Un arrêté du Premier ministre fixe les conditions dans lesquelles est assurée la protection du secret et des informations concernant la défense nationale et la sûreté de l'Etat dans les marchés publics et autres contrats.
Des dispositions particulières peuvent être prises par décret pour la passation et l'exécution des marchés publics passés par les services placés sous l'autorité du ministre de la défense dans les situations définies aux articles L. 1111-2 et L. 2141-1 à L. 2141-4 du code de la défense.
Afin de préparer la passation d'un marché public, l'acheteur peut effectuer des consultations ou réaliser des études de marché, solliciter des avis ou informer les opérateurs économiques de son projet et de ses exigences.

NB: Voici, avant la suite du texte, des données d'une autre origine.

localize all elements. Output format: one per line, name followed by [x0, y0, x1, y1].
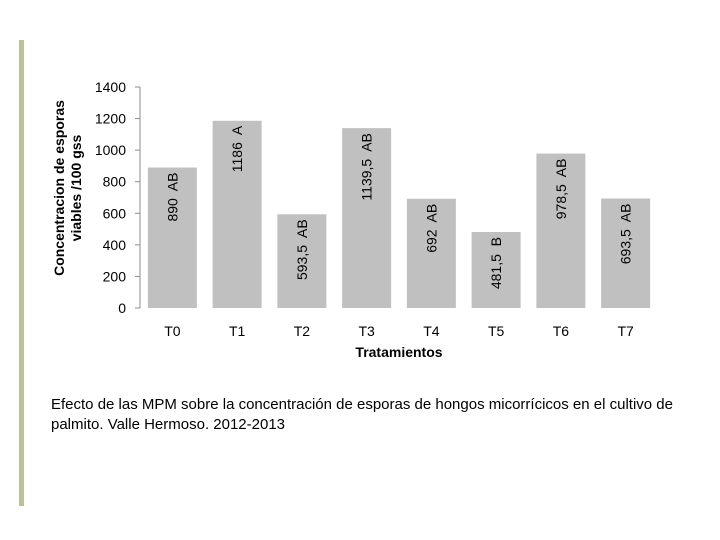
- y-tick-label: 1000: [95, 142, 126, 158]
- y-tick-label: 1200: [95, 111, 126, 127]
- x-axis-title: Tratamientos: [355, 344, 442, 360]
- x-category-label-T4: T4: [423, 323, 440, 339]
- bar-T0: [147, 167, 197, 308]
- bar-label-T2: 593,5 AB: [294, 219, 310, 280]
- y-tick-label: 400: [103, 237, 127, 253]
- bar-T2: [277, 214, 327, 308]
- x-category-label-T3: T3: [358, 323, 375, 339]
- y-tick-label: 800: [103, 174, 127, 190]
- x-category-label-T1: T1: [229, 323, 246, 339]
- x-category-label-T0: T0: [164, 323, 181, 339]
- chart-bars: [147, 120, 651, 308]
- y-tick-label: 600: [103, 205, 127, 221]
- decorative-accent-bar: [19, 40, 24, 506]
- bar-label-T7: 693,5 AB: [618, 204, 634, 265]
- bar-chart: 0 200 400 600 800 1000 1200 1400 890 AB 1186 A 59…: [51, 79, 651, 360]
- x-category-label-T6: T6: [553, 323, 570, 339]
- bar-data-labels: 890 AB 1186 A 593,5 AB 1139,5 AB 692 AB 481,5…: [164, 125, 633, 289]
- y-axis-title-line-2: viables /100 gss: [68, 134, 84, 241]
- bar-T7: [601, 198, 651, 308]
- y-tick-label: 200: [103, 268, 127, 284]
- y-tick-label: 1400: [95, 79, 126, 95]
- bar-T5: [471, 231, 521, 308]
- bar-label-T6: 978,5 AB: [553, 159, 569, 220]
- x-category-label-T2: T2: [294, 323, 311, 339]
- y-axis-title-line-1: Concentracion de esporas: [51, 100, 67, 276]
- x-category-label-T5: T5: [488, 323, 505, 339]
- bar-T4: [406, 198, 456, 308]
- bar-label-T5: 481,5 B: [488, 237, 504, 289]
- x-axis-category-labels: T0 T1 T2 T3 T4 T5 T6 T7: [164, 323, 634, 339]
- bar-label-T0: 890 AB: [164, 173, 180, 222]
- bar-label-T3: 1139,5 AB: [359, 133, 375, 200]
- y-tick-label: 0: [118, 300, 126, 316]
- bar-label-T1: 1186 A: [229, 125, 245, 172]
- x-category-label-T7: T7: [617, 323, 634, 339]
- bar-T6: [536, 153, 586, 308]
- y-axis-ticks: 0 200 400 600 800 1000 1200 1400: [95, 79, 140, 316]
- bar-T1: [212, 120, 262, 308]
- bar-label-T4: 692 AB: [423, 204, 439, 253]
- figure-caption: Efecto de las MPM sobre la concentración…: [51, 396, 673, 433]
- bar-T3: [342, 128, 392, 308]
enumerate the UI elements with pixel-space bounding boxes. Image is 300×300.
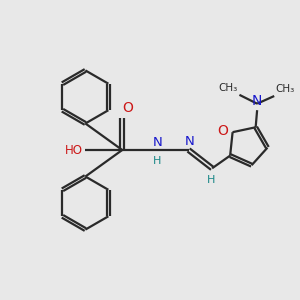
Text: N: N	[252, 94, 262, 108]
Text: N: N	[152, 136, 162, 148]
Text: CH₃: CH₃	[219, 83, 238, 93]
Text: HO: HO	[65, 143, 83, 157]
Text: H: H	[153, 157, 161, 166]
Text: CH₃: CH₃	[276, 84, 295, 94]
Text: O: O	[218, 124, 229, 138]
Text: N: N	[184, 135, 194, 148]
Text: H: H	[206, 175, 215, 185]
Text: O: O	[122, 101, 133, 115]
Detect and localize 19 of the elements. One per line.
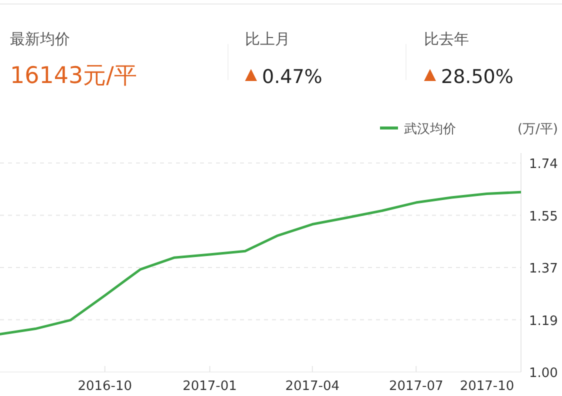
x-tick-label: 2017-01 (182, 379, 237, 394)
y-tick-label: 1.19 (529, 314, 558, 329)
legend-label: 武汉均价 (404, 122, 456, 137)
y-tick-label: 1.55 (529, 209, 558, 224)
y-axis-title: (万/平) (517, 122, 558, 137)
y-tick-label: 1.74 (529, 157, 558, 172)
chart-title: 最新均价 (10, 30, 70, 48)
text: 0.47% (262, 66, 322, 88)
text: 16143元/平 (10, 63, 137, 89)
line-series (0, 190, 521, 336)
x-tick-label: 2017-07 (388, 379, 444, 394)
text: 比上月 (245, 30, 290, 48)
text: 28.50% (441, 66, 514, 88)
y-tick-label: 1.37 (529, 262, 558, 276)
x-tick-label: 2017-10 (460, 379, 514, 394)
text: 比去年 (424, 30, 469, 48)
x-tick-label: 2017-04 (285, 379, 340, 394)
y-tick-label: 1.00 (529, 366, 558, 381)
x-tick-label: 2016-10 (78, 379, 132, 394)
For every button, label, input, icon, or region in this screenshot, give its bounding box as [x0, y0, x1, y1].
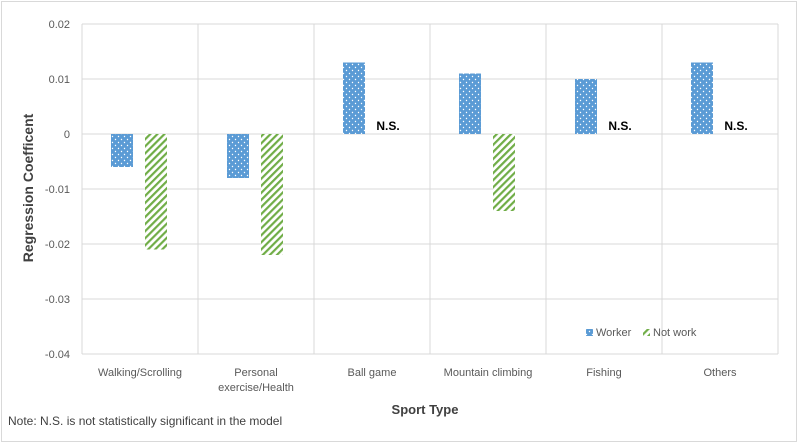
bar-worker	[343, 62, 365, 134]
bar-worker	[691, 62, 713, 134]
footnote: Note: N.S. is not statistically signific…	[8, 414, 283, 428]
y-tick-label: -0.02	[45, 239, 70, 251]
x-tick-line: Others	[703, 367, 737, 379]
x-tick-label: Personal exercise/Health	[218, 367, 294, 394]
x-tick-label: Others	[703, 367, 737, 379]
legend-swatch-worker	[586, 329, 593, 336]
ns-label: N.S.	[608, 119, 631, 133]
x-tick-line: Ball game	[348, 367, 397, 379]
bar-worker	[227, 134, 249, 178]
x-tick-label: Walking/Scrolling	[98, 367, 182, 379]
legend-label: Worker	[596, 327, 632, 339]
y-tick-label: 0.01	[49, 74, 70, 86]
x-tick-line: exercise/Health	[218, 382, 294, 394]
y-axis-title: Regression Coefficent	[20, 113, 36, 262]
y-tick-label: -0.04	[45, 349, 70, 361]
bar-not-work	[493, 134, 515, 211]
grid-layer	[81, 23, 779, 355]
x-axis-title: Sport Type	[392, 402, 459, 417]
x-tick-label: Ball game	[348, 367, 397, 379]
y-tick-label: -0.01	[45, 184, 70, 196]
x-tick-line: Personal	[234, 367, 277, 379]
bar-not-work	[145, 134, 167, 250]
x-tick-line: Fishing	[586, 367, 621, 379]
x-tick-label: Mountain climbing	[444, 367, 533, 379]
ns-label: N.S.	[376, 119, 399, 133]
x-tick-line: Walking/Scrolling	[98, 367, 182, 379]
bar-worker	[575, 79, 597, 134]
bar-worker	[459, 73, 481, 134]
label-layer: 0.02 0.01 0 -0.01 -0.02 -0.03 -0.04 Walking/Scr…	[45, 19, 748, 394]
legend-swatch-not-work	[643, 329, 650, 336]
y-tick-label: 0	[64, 129, 70, 141]
bar-layer	[111, 62, 713, 255]
bar-worker	[111, 134, 133, 167]
x-tick-label: Fishing	[586, 367, 621, 379]
x-tick-line: Mountain climbing	[444, 367, 533, 379]
y-tick-label: -0.03	[45, 294, 70, 306]
legend-label: Not work	[653, 327, 697, 339]
y-tick-label: 0.02	[49, 19, 70, 31]
ns-label: N.S.	[724, 119, 747, 133]
bar-not-work	[261, 134, 283, 255]
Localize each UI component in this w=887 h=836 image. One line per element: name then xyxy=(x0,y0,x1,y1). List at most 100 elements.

Les résultats de ces études et échanges préalables peuvent être utilisés par l'acheteur, à condition qu'ils n'aient pas pour effet de fausser la concurrence et n'entraînent pas une violation des principes de liberté d'accès à la commande publique, d'égalité de traitement des candidats et de transparence des procédures.
L'acheteur prend les mesures appropriées pour que la concurrence ne soit pas faussée par la participation à la procédure de passation du marché public d'un opérateur économique qui aurait eu accès, du fait de sa participation préalable directe ou indirecte à la préparation de cette procédure, à des informations ignorées des autres candidats ou soumissionnaires. Cet opérateur n'est exclu de la procédure de passation que lorsqu'il ne peut être remédié à cette situation par d'autres moyens, conformément aux dispositions du 3° de l'article 48 de l'ordonnance du 23 juillet 2015 susvisée.